The second breath took in ash which created a cement-like mix. Suffocation.
The third breath solidified it. Slow death.
In other areas, there was the superheated gas which vapourised flesh, caused the brain to boil, and teeth and bones to explode.
Such blasts only occur once every 2,000 years. The original inhabitants did not know that Vesuvius was a volcano. The first readers of Pliny's account did not even believe his story. This must mean that the mountain's previous eruption occurred before written history.
The ancients did not know disaster like we do...
Today, 3 million people live in the shadow of Vesuvius.
Half her original size and still intimidating
Meantime I am writing a post on 20six about the
Art of Letters
Sunday, April 02, 2006
A giant bumblebee came in my room - as big as my fist - I have a small fist - but that still makes a big bee --- !
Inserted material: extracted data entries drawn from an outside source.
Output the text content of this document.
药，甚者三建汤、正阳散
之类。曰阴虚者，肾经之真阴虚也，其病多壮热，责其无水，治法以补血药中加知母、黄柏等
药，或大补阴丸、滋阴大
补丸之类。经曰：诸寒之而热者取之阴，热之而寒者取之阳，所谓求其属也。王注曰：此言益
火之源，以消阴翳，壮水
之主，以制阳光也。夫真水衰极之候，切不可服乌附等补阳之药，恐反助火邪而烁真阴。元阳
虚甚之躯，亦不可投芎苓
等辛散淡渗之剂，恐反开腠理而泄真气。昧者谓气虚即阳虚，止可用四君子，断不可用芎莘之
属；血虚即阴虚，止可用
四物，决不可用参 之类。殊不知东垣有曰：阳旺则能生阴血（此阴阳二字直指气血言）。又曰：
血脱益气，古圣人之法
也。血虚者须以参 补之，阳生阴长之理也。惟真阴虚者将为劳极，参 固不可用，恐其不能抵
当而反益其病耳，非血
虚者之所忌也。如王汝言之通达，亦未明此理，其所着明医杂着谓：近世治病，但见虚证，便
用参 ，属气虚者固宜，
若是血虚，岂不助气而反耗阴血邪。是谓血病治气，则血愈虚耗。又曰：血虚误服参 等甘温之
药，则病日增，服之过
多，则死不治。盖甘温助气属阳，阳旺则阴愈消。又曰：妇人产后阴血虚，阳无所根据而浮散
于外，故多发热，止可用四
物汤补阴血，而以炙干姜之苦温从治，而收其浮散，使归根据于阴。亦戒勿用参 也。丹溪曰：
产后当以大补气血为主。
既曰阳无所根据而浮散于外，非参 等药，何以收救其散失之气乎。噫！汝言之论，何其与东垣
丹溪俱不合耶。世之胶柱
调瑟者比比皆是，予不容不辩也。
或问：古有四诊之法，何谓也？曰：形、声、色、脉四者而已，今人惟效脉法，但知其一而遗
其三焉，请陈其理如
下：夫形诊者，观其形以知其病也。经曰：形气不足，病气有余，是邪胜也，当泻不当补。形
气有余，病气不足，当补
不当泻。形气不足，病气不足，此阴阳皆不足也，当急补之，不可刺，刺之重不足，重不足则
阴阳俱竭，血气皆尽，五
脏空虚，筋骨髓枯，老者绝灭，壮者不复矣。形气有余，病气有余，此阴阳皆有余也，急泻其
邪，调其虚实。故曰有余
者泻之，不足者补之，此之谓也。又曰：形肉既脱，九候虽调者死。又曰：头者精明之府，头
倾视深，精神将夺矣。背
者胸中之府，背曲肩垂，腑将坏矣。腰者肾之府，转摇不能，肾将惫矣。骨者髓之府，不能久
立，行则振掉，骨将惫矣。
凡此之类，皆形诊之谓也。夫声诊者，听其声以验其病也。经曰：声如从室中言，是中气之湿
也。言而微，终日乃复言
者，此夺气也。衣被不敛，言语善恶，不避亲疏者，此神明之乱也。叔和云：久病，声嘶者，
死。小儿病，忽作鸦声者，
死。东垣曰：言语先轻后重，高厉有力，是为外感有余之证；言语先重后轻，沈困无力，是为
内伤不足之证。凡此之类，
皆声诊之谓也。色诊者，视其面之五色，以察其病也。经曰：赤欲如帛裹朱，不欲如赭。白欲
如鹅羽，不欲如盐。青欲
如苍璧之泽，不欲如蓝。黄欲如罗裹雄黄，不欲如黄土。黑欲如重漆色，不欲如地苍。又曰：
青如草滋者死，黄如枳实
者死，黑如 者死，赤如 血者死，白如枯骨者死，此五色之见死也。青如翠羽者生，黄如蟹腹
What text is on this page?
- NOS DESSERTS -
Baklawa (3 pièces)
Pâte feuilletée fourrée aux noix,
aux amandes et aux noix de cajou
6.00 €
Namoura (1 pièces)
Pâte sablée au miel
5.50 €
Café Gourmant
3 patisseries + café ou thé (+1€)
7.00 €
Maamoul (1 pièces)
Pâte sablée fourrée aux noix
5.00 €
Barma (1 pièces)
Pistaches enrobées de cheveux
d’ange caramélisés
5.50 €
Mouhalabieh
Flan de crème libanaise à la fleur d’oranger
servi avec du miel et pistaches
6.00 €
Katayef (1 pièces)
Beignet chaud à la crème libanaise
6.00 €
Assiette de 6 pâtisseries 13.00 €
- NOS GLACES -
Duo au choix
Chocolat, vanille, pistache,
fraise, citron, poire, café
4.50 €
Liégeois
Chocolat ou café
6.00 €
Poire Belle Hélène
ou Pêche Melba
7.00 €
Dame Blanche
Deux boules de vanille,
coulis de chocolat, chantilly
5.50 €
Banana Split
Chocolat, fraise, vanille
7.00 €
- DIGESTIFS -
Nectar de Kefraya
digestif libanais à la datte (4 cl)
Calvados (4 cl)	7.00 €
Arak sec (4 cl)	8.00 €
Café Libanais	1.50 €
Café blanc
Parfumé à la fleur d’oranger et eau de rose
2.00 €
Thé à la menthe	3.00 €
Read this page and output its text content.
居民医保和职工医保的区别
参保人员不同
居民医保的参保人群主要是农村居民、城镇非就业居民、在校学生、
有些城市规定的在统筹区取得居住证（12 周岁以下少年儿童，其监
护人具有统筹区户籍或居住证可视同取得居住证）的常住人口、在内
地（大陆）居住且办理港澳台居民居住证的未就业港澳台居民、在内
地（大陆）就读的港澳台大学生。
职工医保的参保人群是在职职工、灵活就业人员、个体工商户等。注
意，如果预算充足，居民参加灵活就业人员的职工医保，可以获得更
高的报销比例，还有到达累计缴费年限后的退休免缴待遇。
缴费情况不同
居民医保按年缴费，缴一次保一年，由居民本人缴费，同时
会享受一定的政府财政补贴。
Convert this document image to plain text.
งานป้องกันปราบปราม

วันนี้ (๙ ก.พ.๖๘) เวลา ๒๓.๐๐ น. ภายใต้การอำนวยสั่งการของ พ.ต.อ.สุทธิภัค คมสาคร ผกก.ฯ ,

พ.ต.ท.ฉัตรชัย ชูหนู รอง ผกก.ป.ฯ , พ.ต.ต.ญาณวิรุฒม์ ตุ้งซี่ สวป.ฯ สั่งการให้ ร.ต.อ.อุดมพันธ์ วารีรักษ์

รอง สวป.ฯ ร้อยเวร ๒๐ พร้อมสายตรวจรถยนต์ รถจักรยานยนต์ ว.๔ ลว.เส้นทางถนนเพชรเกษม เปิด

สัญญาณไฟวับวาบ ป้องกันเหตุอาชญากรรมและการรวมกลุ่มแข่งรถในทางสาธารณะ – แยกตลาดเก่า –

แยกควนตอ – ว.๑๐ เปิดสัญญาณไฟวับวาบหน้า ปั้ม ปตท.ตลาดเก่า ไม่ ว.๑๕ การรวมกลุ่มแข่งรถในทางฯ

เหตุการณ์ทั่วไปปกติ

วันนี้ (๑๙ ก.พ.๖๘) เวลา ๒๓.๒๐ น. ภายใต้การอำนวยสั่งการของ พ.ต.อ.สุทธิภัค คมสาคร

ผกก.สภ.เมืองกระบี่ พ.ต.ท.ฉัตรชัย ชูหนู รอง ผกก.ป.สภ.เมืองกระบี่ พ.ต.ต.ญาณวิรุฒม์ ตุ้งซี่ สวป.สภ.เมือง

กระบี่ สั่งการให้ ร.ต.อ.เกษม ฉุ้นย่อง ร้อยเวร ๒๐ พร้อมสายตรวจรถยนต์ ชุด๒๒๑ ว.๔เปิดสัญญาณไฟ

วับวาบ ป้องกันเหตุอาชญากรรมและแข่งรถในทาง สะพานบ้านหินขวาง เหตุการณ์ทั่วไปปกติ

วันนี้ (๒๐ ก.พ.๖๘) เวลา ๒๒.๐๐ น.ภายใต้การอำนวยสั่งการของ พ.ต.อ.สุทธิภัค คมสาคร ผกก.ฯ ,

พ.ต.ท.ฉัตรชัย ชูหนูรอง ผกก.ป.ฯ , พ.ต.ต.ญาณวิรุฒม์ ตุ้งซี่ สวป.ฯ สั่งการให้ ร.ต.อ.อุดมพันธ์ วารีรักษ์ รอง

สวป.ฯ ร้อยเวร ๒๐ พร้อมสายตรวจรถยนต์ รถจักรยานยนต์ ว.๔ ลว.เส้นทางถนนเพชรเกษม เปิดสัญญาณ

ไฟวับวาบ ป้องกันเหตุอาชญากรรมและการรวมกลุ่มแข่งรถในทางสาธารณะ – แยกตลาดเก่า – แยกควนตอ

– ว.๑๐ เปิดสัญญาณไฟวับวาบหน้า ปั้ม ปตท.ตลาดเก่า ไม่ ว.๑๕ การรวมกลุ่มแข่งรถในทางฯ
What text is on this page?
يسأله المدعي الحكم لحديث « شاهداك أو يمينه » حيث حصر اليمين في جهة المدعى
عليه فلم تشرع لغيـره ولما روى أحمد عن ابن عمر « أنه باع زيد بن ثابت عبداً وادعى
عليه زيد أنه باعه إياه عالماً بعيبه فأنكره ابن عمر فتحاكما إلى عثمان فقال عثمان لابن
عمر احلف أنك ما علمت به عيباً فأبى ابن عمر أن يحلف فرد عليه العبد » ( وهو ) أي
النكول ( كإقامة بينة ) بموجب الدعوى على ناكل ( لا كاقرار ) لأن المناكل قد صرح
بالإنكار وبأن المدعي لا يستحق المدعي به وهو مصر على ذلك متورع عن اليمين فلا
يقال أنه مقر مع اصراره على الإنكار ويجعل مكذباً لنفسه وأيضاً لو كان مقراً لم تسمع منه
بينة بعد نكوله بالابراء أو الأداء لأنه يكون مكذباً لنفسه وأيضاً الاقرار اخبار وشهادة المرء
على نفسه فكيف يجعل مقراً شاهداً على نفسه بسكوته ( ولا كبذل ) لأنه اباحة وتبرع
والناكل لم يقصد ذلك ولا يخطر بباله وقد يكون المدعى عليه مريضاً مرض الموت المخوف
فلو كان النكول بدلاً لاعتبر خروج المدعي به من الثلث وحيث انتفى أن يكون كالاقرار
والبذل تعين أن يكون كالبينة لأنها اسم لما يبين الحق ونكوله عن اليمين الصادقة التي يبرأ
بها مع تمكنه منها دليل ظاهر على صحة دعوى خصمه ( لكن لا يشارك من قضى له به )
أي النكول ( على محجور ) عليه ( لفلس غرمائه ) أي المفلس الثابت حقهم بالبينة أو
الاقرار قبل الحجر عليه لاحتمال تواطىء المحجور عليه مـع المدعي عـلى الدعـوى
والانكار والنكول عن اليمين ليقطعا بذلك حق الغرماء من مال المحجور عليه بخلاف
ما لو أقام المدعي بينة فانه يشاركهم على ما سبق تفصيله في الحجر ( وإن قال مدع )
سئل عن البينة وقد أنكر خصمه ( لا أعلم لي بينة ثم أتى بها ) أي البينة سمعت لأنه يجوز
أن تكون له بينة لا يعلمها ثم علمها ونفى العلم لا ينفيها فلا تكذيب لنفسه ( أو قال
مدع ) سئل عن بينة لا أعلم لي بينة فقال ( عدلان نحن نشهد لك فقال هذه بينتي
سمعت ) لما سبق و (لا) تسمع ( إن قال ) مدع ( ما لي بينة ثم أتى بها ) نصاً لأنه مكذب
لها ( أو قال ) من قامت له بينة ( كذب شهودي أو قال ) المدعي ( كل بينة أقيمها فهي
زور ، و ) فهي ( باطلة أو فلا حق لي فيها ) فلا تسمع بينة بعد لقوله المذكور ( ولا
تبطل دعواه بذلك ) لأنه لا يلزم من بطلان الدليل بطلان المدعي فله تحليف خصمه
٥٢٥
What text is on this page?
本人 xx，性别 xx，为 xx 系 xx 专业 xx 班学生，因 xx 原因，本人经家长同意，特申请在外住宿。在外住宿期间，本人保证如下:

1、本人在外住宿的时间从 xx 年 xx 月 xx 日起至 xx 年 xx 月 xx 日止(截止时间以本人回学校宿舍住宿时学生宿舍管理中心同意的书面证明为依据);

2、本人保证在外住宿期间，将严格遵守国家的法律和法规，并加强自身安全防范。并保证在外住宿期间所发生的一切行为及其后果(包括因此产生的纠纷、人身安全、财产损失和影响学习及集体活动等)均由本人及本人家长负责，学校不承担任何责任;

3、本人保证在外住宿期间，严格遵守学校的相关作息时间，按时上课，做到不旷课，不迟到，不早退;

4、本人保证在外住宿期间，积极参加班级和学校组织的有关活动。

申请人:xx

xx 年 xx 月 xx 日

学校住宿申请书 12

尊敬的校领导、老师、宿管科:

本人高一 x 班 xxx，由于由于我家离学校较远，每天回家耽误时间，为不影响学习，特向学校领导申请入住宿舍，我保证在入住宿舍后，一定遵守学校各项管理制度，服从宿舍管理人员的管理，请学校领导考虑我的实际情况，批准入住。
I ran out of the room screaming, and it was bumbling all over the place. This is sooo why they call them bumble bees. Finally it knocked itself out on the hot lightbulbs. By the time I crept in, spotted it by my boots, and emptied the water glass to pop on top of it, the thing was off again.
I ran out of the room screaming part deux. It stunned itself again, but this time I have no idea where it fell. I considered sitting on the stairs for a while.
But obviously I am back in my recliner, every moment half expecting something to crawl up my leg. Having just typed that, my feet are way off the ground now!
And my tea is stone cold...
Where is the intruder?
Wanted: knight in shining armour to rescue damsel in distress.
Well, my overnight guest decided to wake up at 9.30 am exactly, when it buzzed out of wherever it had slept.
I ran out of the room part trois but I didn't scream this time. It skipped the open window and headed straight for the closed one. Bumble, bumble, bumble, it went, against the glass...
I came back in and sprayed it with a room scent, but the thing was so big it didn't slow down. When it realised it had been doused, it sat on the middle ledge of the sash to wipe itself off. Meantime, I pushed the top sash down so that all I had to do was pop the flyswat down and flip the bee out.
Bye bye, Bumble Bee.
I think she was a queen, so she could sting. She had awoken from her winter slumber and was off looking for a new home where she could found another colony.